Households that were assigned to a control group (i.e., not encouraged to participate in the health program known as Seguro Popular) reported low affiliation with the program (7%), whereas 44% of households that were persuaded to participate in the program reported being affiliated. Enrolling in the program was related more to the wealth of the geographic area than to the wealth of individual families, so people with more assets living in poor areas were as likely to enroll in the program as their poorer neighbors.

Enrolling in Seguro Popular reduced by 23% the proportion of all respondents experiencing catastrophic expenditures. The reduction was 55% among compliers (individuals who adhered to whatever treatment status they were assigned to). Seguro Popular also reduced out-of pocket expenses for inpatient and outpatient medical care, especially for the poorest individuals. Contrary to expectations and previous observational research, the researchers found no effects on medication spending, health outcomes, or utilization.

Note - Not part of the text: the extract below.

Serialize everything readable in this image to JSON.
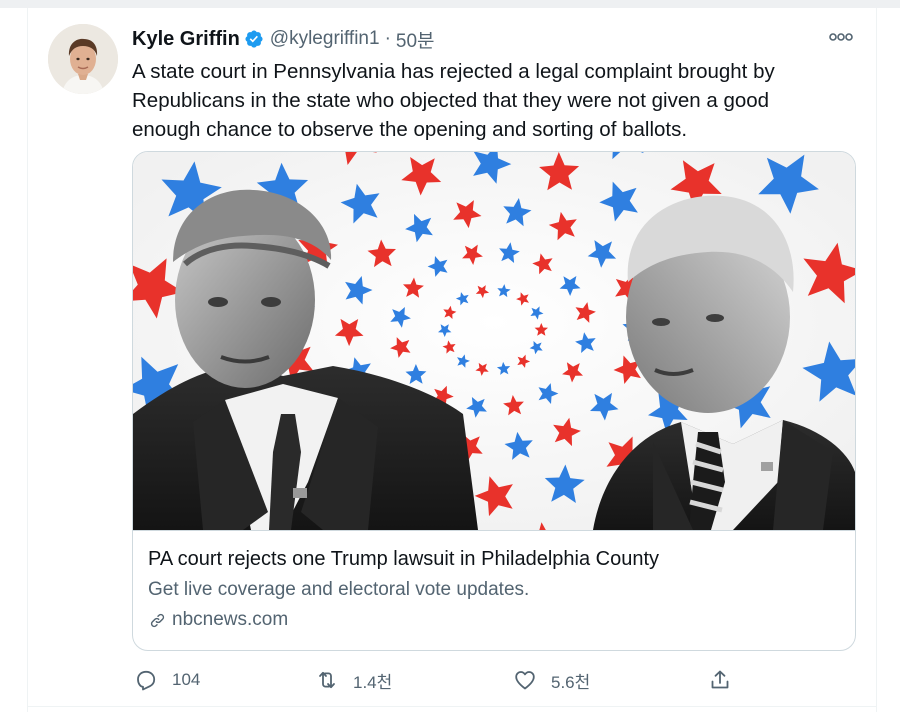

The majority of enrollees (69%) in the program rated the quality of health services as very good or good, and 97% planned to enroll again in the follow-up period. These findings were similar for all asset clusters.

Analytical approach

Researchers identified geographical cluster regions throughout 13 states in Mexico. Each cluster included a health clinic or hospital and the population in its catchment area. One cluster from paired health clusters was randomly assigned to a treatment group, with families persuaded to enroll in Seguro Popular and states encouraged to improve health facilities and increase medical personnel and drug supplies. Another cluster was assigned to a control group, with no change in enrollment or service delivery and the usual for-pay health care.

Baseline and follow-up household surveys within each cluster were conducted to collect family spending data (including health care expenditures) and individual data such as health risk factors, health self-assessments, and blood pressure. Outcomes were examined based on several subgroups, including asset class (low versus high), sex, and age group.

Research objective

Assessing the effect of Seguro Popular allows policymakers and the public to understand the impact of that investment, which aims to deliver health insurance, health care, medicine, and health facilities to 50 million uninsured Mexicans. By conducting rigorous evaluations into the impact of health reform efforts such as Seguro Popular, IHME aims to help inform the design and implementation of new health policies in other countries.

Recommendations for future work

The study was unable to determine Seguro Popular’s impact on a number of other important outcomes beyond reductions in catastrophic spending on medical procedures, such as the impact on utilization of services or coverage of key interventions. The researchers note that additional analyses based on a longer assessment period are needed to determine other program effects.

The affiliation program could be improved, especially in the enrollment of poor families living in relatively wealthy communities. Expanding the study to include parallel experiments with new groups in additional health clusters in other parts of the country would strengthen generalizations to the nation. Finally, although Seguro Popular is unprecedented in scope, the researchers could only test the effects of the program as a whole rather than each component, which might yield additional areas for improvement.


King G, Gakidou E, Imai K, Lakin J, Moore RT, Nall C, Ravishankar N, Vargas M, Téllez-Rojo MM, Hernández Ávila JE, Hernández Ávila M, Hernández Llamas H. Public Policy for the poor? A randomised assessment of the Mexican universal health insurance programme. The Lancet. 2009 Apr 9; 373:1447–1454.